Binyamin Netanyahu, “Bibi” to both his friends and his ever-growing list of enemies, is running for a fourth term as the prime minister of Israel.



By Gwynne Dyer

Binyamin Netanyahu, “Bibi” to both his friends and his ever-growing list of enemies, is running for a fourth term as the prime minister of Israel.

He called the election, two years early, because the leaders of two of the parties in his coalition government had become too openly hostile to his policies. So he is rolling the dice again in the hope of being able to form some different coalition.

That’s what he always does. His coalitions draw mainly on the centre-right and, increasingly, the far right, partly because that is where he stands personally on “security” issues and partly because Israel opinion in general has been drifting steadily to the right. But beyond that, he has no fixed policy. His primary goal is to hold his coalitions together and stay in power.
   
Netanyahu is hardly unique in this. Professional politicians anywhere tend to divide into two types, the “conviction politicians” and the players, with the majority usually in the latter category. He is a tremendously good player of the game, but it has a paralysing effect on Israeli politics.
   
Since he cannot afford to come down in favour of either a real “two-state” solution that allows for an independent Palestine or a single Israeli-ruled state that permanently controls all or most of the occupied Palestinian territories, Israel never gets to choose between the two. Until, perhaps, now.
   
Netanyahu’s excuse for refusing to choose has usually been the lack of a valid Palestinian negotiating partner, and there is certainly some basis for that. Mahmoud Abbas, the “President” of the Palestinian Authority, has not faced an election, even within his own Fatah party, for 10 years. Moreover, Abbas has no control over the 40% of the Palestinian population who live under Hamas rule in the Gaza Strip.
   
But it is more an excuse than a reason. Genuine negotiations envisaging a Israeli withdrawal from most or all of the West Bank and a real Palestinian state, even a demilitarised one, would destroy any coalition Netanyahu has ever built. Going flat-out with the extreme right-wing project for a “one-state” solution incorporating the whole West Bank but denying Palestinians the vote would do the same. Result: permanent paralysis.
   
Indeed, Netanyahu has even encouraged Israelis to believe that this peculiar status quo can be a lasting substitute for a negotiated settlement of the Israeli-Palestinian conflict. This is a ridiculous proposition, but it clearly has appeal for Israelis who would like to believe that they can have security without the pain of territorial compromise.
   
Meanwhile, however, the outside world has been losing patience. Abbas has been pushing for a November, 2016 United Nations deadline to end the Israeli occupation unless two-state negotiations have succeeded by then. And last week the European Parliament voted to recognise Palestine statehood “in principle” as part of the two-state solution, with Jerusalem as the capital of both states.
   
The EU resolution also said that Israeli settlements in the occupied territories are illegal under international law – as indeed they are, but it has not been normal for Israel’s allies and supporters to say so explicitly. (The European Union has granted Israel trading privileges so extensive that it is practically a member economically.) The vote was 498 in favour and only 88 against and there was a standing ovation in the chamber afterwards.
   
The rot is spreading rapidly. Four national Western European parliaments – Ireland, the United Kingdom, France and Spain – have recently endorsed resolutions in favour of Palestinian statehood and Sweden has actually recognised Palestine as a state. Other European Union members are on the brink of doing so and even Israel’s final line of diplomatic defence, an American veto, is no longer guaranteed.

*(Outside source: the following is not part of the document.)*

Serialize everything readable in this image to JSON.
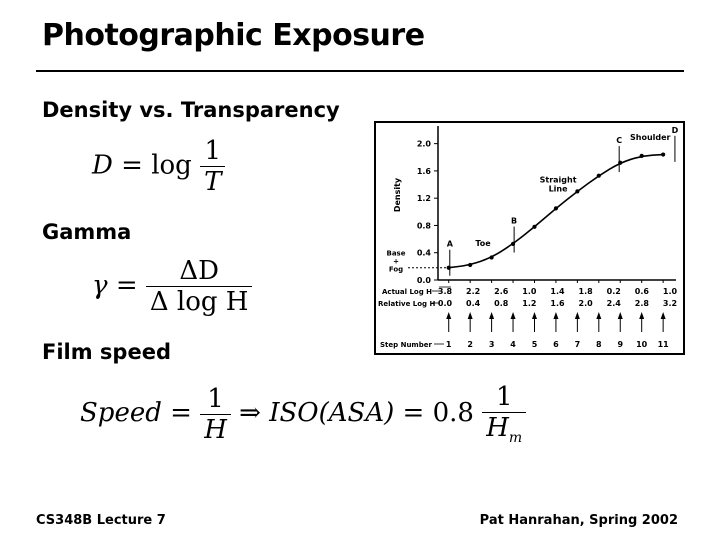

The United States has used its veto on the UN Security Council to shield Israel from resolutions that criticise the country 41 times in the past 40 years. Indeed, it has used its veto for no other purpose since 1988. Israelis fully expect Barack Obama to use it a 42nd time to defeat Mahmoud Abbas’s appeal for a two-year deadline for an agreement on a two-state solution when it comes before the Security Council, most likely in January.

They are probably right, but Obama will be sorely tempted to let people think that he might not use the veto and perhaps also to push the Security Council vote down towards March 17 date of the Israeli election, in the hope of influencing Israeli voters to turn away from Netanyahu.

It is quite common for Israeli voters to push back when they feel they are under foreign pressure to make concessions, so this could actually play out to Netanyahu’s advantage. A great deal can happen between now and March 17, so one shouldn’t give too much weight to current polls. But at the moment, the numbers suggest that Netanyahu’s gamble on forming a new coalition may not succeed.

And that might open the way to one last attempt to make the two-state solution work.

The writer is an independent journalist whose articles are published in 45 countries.